When Paul Cluver Estate some years back ceased bottling their cabernet grapes under their own label – to concentrate on whites and pinot – I thought it a good idea. Red wines from Elgin (pinot apart) seemed largely expendable, despite occasional exceptions – with the rarity of the exceptions making the point.
That’s not to say that wines like the abandoned Cluver Cabernet, Shannon’s Mount Bullet Merlot, the blend from Oak Valley, Iona’s reds or, most recently, Richard Kershaw’s maiden Syrah, were or are poor: certainly not, though in the examples I can think of, white wines (or pinots) from those producers easily trump the reds.
But it’s clear that any such conclusions with regard to such a youthful region as Elgin must be provisional. I was reminded of this a few months back when I tasted Angela Lloyd’s Platter’s samples of pinotage from up-and-coming Spioenkop; both were exciting and appealing – one a blend with Stellenbosch fruit, the other, as I recall, a new bottling entirely from home vines.
Again I was reminded when I recently visited Belfield, where Mike Kreft has for nearly a decade now been making red wines off his few hectares (2.4 to be precise!) of cabs sauvignon and franc, merlot and shiraz. The Belfield soil, claims the website, “is well drained and rich in iron, and faces north, creating a pocket of land that produces elegant cooler climate red wines”.
Indeed it does (if not invariably).
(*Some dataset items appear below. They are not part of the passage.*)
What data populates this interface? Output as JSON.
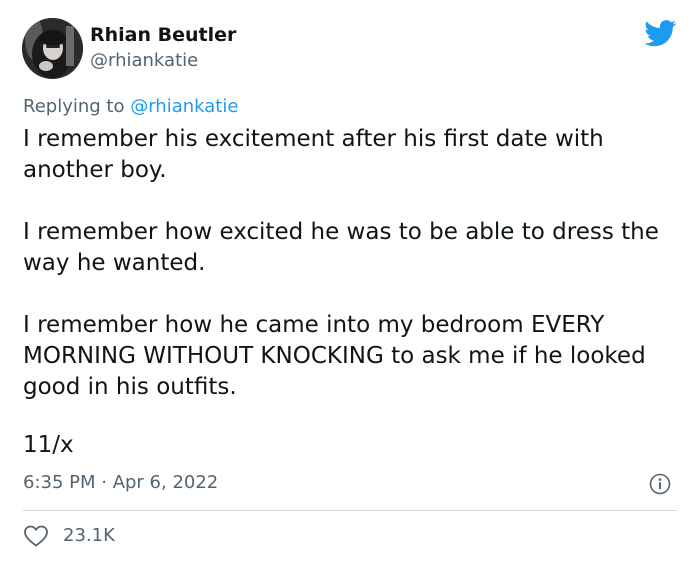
{
  "author": {
    "name": "Rhian Beutler",
    "handle": "@rhiankatie"
  },
  "reply": {
    "prefix": "Replying to ",
    "mention": "@rhiankatie"
  },
  "tweet": {
    "paragraphs": [
      "I remember his excitement after his first date with another boy.",
      "I remember how excited he was to be able to dress the way he wanted.",
      "I remember how he came into my bedroom EVERY MORNING WITHOUT KNOCKING to ask me if he looked good in his outfits."
    ],
    "thread_count": "11/x",
    "timestamp": "6:35 PM · Apr 6, 2022"
  },
  "stats": {
    "likes": "23.1K"
  },
  "icons": {
    "brand": "twitter-bird-icon",
    "info": "info-icon",
    "like": "heart-icon"
  },
  "colors": {
    "brand_blue": "#1d9bf0",
    "secondary_text": "#536471",
    "primary_text": "#0f1419",
    "divider": "#cfd9de"
  }
}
It had been a few years since I’d enjoyed Belfield’s Magnifica flagship, and it was good to rediscover its excellence – I’d easily put it among my top ten favourite Cape cabs, partly because I particularly appreciate its modest, elegant style.
I tried the 2009, 2010 and 2011. All had a lovely bright freshness, and a genuinely dry effect thanks to the good acidities (remarkably, Mike must generally adjust his acid downwards – the opposite process from that undertaken by most local producers), all in fine balance, with firm tannic underpinning. Oaking is restrained – about 20% new. Even the 2009 is still young and tight; they all are, really, but the 2010 is showing a little more easy-going fruit – it’s a beautiful wine, perhaps my favourite of the three. 2011, with a typical 13.5% alcohol, seemed a touch more extracted. At about R135 an excellent bargain.
Something of a similar pattern emerged with the Syrah, with the same vintages tasted. The maiden 2009 was nicely spicy, with some gently austere dry tannins. 2010 showed somewhat more sweet fruit, though still with serious tannins. Neither intense nor lingering, I thought, perhaps revealing the younger vineyards, but pretty good. (Incidentally, it seems that shiraz is most widely being touted as a suitable red grape for Elgin, but I have my doubts, as I’ve not yet tasted one that I really admire – though it’s early days still, and cool-climate Elim is doing a little better with the variety.)
The 2011 Syrah is not yet released. It alarmed me somewhat, in fact, being in a different, to my mind unBelfieldy, style – with ultra-ripe flavours and somewhat soft-centred. Not a style I much care for, though some others no doubt will. For me, I’ll be hoping this doesn’t presage a change of direction for this producer.
The third Belfield wine is Aristata (like Magnifica named after a protea). The likeable 2010 is 80% merlot, with cab franc and a dollop (as we Platterites say) of cab sauvignon. A not-unpleasing touch of mint, gently fruity, lightly elegant. That word again. Long may it characterise Belfield.